Норман Льюис – Бегство от мрачного экватора. Голоса старого моря (страница 55)
Собакам перепадали кое-какие отбросы, в поисках которых они рыскали по деревне; изредка устраивали каннибальские пиршества — пожирали своего сородича, околевшего от болезни или несчастного случая.
В отличие от жителей Сорта, где каждый был сам по себе, фарольцы, привыкшие к артельному рыбацкому труду, действовали сообща. В обеих деревнях, чтобы как-то сводить концы с концами, хозяйки разводили цыплят. В Сорте их на ночь загоняли в клетки, а клетки подвешивали на деревья, чтобы собаки или лиса, наведывавшаяся в деревню, не могли их достать.
В Фароле, где особой нужды в таких предосторожностях не было, устроили общий загон — им пользовались главным образом старые и немощные, — и через неделю после моего приезда свора голодных псов из Сорта умудрилась туда залезть и перетаскать много кур.
Это был крупный убыток, а возмещать его не собирались. В кабачке у алькальда перехватили крестьянина, который привез в Фароль тележку овощей для обмена на рыбу. Его спросили, что они там у себя собираются делать? «Почем вы знаете, что это были наши собаки? — ответил тот. — Поди отличи одну собаку от другой».
Рыбаки, которым разрешались неофициальные собрания, тут же устроили сход, после которого крестьянину было предложено убираться со своими овощами.
На втором сходе обсуждались ответные меры. Сошлись на том, что, раз сортовские не желают сократить свою свору, то рыбаки сами позаботятся, чтобы песьего отродья стало поменьше. Но как? Немыслимое дело, чтобы кто-то взял топор или дубину и уложил собаку на месте; крысиный яд тоже как-то был не в обычае. Наконец решили набрать морских губок и прожарить их в оливковом масле — против такого аромата ни один пес не устоит. Через несколько дней, когда обожравшиеся цыплятами звери пришли в себя, для них по околице разбросали губок. Средство, испытанное временем, сработало и на этот раз. Собаки слопали приманку, и сушеные губки стали впитывать желудочные соки и разбухать, пока не разорвали все внутренности.

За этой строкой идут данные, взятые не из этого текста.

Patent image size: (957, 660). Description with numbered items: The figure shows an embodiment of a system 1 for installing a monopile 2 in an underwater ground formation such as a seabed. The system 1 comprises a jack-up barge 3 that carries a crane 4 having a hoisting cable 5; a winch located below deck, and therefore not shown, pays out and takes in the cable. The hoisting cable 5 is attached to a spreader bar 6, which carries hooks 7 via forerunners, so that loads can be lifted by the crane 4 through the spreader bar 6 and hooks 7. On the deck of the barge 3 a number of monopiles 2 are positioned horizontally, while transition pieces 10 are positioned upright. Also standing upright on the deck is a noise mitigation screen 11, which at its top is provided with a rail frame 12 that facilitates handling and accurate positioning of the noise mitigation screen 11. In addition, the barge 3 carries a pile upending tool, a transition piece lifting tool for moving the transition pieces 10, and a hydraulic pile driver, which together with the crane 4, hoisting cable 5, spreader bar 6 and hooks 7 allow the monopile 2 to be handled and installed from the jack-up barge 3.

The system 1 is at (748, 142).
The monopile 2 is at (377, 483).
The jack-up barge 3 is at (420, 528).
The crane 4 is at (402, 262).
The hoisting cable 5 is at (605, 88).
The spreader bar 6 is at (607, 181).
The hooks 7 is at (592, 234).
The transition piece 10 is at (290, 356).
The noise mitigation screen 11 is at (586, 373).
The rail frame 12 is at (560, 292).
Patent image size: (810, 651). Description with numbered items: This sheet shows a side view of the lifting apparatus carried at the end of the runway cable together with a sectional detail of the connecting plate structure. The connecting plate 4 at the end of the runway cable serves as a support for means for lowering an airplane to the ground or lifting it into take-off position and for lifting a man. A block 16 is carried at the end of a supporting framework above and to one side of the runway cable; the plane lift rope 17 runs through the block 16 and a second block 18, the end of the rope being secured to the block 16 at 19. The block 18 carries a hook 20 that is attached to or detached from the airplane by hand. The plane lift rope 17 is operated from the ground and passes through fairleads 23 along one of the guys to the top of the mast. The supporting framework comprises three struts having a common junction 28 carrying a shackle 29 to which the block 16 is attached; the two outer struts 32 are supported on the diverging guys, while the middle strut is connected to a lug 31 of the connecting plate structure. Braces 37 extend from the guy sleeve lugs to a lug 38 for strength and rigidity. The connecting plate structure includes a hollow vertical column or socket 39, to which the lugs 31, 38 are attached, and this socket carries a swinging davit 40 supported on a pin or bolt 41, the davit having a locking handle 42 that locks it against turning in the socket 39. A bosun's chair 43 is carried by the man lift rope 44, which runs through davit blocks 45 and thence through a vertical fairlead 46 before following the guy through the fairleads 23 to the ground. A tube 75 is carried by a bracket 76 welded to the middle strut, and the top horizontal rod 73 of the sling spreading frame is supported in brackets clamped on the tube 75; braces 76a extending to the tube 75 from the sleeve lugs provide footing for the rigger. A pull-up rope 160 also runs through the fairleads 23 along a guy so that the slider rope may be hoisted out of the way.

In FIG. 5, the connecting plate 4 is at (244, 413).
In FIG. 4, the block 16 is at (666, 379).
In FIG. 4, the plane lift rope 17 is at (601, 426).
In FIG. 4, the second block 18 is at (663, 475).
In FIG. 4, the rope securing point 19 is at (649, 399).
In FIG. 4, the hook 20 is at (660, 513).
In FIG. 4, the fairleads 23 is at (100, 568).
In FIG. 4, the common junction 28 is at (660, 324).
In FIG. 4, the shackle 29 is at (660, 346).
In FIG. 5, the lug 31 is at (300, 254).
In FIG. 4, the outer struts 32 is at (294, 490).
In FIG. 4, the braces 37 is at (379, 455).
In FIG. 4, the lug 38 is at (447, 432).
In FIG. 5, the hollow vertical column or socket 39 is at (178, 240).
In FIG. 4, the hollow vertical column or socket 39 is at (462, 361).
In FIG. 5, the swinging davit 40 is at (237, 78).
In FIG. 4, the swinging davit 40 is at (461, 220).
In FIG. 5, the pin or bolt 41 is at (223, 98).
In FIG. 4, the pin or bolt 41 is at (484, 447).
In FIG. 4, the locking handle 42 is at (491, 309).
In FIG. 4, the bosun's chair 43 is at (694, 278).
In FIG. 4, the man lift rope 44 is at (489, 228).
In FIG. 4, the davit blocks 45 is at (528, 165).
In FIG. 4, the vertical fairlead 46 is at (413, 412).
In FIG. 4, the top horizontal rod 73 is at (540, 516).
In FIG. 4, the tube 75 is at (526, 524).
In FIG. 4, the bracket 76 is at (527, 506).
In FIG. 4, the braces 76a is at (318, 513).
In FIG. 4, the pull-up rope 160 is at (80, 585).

Одну собаку, не поспевшую на роковой пир, поймали и, по обычаю, кастрировали в знак того, что рыбаки презирают своих врагов и бросают им вызов. Затем ее пустили восвояси, повязав на шею черную ленту.
Черная лепта означала трусость.
После этого сортовские взяли собак под присмотр, стали привязывать к тяжелым чурбакам, которые тем приходилось волочить за собой. С тех пор отношения между Сортом и Фаролем — и раньше-то они поддерживались на уровне вооруженного нейтралитета — совсем ухудшились, и обе общины страдали от потерн местного рынка сбыта своей продукции.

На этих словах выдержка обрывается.